В год Рафаэля, Байрона, Моцарта, Пушкина, — кто там еще? —
я все шел и, дыханье свое выпуская шарами
солнечными, а в тени — чуть-чуть нефтяными,
пересчитывая шаги, скрестив до боли ресницы,
остолбевал на тридцать седьмом, и, в который раз,
бледный и скорбно стоял над пропастью сей незатейливой фразы:
МОЙ МИЛЫЙ!
Кто написал через каждые тридцать шагов и семь —
МОЙ МИЛЫЙ!
Ран романтизма не перечислить. Длинное дело!
Рок Рафаэля! Байрона бред! Моцарта месса! Пушкина пунш!
Что предчувствия?
Может, Мадонна тело тебе отдавала свое, Художник,
только затем, чтобы ты умер на теле?
Может, Августа и не сестра, а — постриг
в святость карающей крови, — и что вам?!
Может быть, реквиемом без жен ты скончался, Моцарт,
скрипку любя, только ее красно-теплое тело?
Может быть, Натали не до балов, а пуля Дантеса
точка и только? А судороги супруги —
ненависть женщины тела к гению неба.
Может, народы и расы, границы, войны, системы —
только ненависть Тела к Небу, — и нет им сосуществованья?
Может быть, нимфа Никиппа мне написала «МОЙ МИЛЫЙ!»,
мстя за насмешки поспешные (смех — чтоб не слезы!)?
Может быть, просто Наташа с телом Египта
так посмеялась от плача?
Знаю: не знаю. Я ухожу в утренний ход моря.
Чайки — белое чудо. Море — восстанье весталок. А горизонт
кто-то оклеил газетами. За — горизонтом —
небо мое!
Что ж. Застегнем все пряжки нашей белой одежды.
Очи откроем и будем идти как идти
за — горизонт,
за — Долину Блужданий!
Будем молчать, как язык за зубами. А надписи эти,
эти песчинки чьих-то там поздних признаний,
эта отвага отчаянья — после потери — да не осудим! —
слышал я, слышал — устами не теми.
Отъезд со взморья
Плакать не надо, Вы, — будем как чайки Египта…
Мысли мои несмышленыши — мне вас не додумать.
Надежды мои необитаемые — ни в небе.
Спите, о спите, свирели, как звери, — эхо ваше замерзло.
Женщина, Вы — о любовь детского Дон Жуана!..
Чайки, всё чайки.

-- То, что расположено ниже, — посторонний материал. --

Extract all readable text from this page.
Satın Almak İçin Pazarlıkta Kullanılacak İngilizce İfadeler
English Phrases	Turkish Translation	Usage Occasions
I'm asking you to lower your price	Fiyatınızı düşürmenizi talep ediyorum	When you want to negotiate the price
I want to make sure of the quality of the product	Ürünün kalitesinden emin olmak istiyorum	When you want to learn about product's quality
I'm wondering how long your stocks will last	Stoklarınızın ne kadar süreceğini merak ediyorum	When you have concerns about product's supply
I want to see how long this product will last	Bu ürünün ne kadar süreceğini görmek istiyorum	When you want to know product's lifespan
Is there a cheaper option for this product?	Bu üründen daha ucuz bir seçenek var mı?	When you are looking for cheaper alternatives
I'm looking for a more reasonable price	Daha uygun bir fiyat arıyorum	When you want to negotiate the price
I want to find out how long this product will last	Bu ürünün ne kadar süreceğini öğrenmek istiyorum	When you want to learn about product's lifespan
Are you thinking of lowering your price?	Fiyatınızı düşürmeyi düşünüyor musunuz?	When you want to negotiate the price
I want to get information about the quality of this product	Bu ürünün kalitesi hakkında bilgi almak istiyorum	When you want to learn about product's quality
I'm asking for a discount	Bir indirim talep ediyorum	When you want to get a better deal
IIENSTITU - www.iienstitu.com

И море в мокрой сутане.
Солнце соленое ползает, щеки щекочет,
или это кровинки моря мои?
Туман. Знак знакомый луны в океане,
теплая тень сосны на песке последней, в пустыне.
Плакать не надо, Вы, — это лицо мое на дне бокала
в той кровинке вина морской, скоморошьей.
Туман — бег белый коня в копытах.
Минет и третий звонок. Пора перекреститься.
(Был скоморох — стал монах. Месть моде.)
Где же четвертый? Не быть. Не услышим.
Плакать не надо, Женщина, Вы, мы оба — только объятья…
Этот эпилог
Слушай! я говорю — горе! — себя кляня,
в тридцать седьмой год от рожденья меня
благодарю вас, что и в любви — была.
Смейся! мой смертный час — не берегла.
О пустяк! предоставь мне самому мой крах.
Я, прости, перестал в этой любви в веках.
Мантию не менял. Пусть постоянен трон:
эта любовь — моя, и не твоя, не тронь.
Минет моленье утр. Вы подарили раз
много-много минут. Благодарю вас.
Млечных морей слеза не просочится в миф.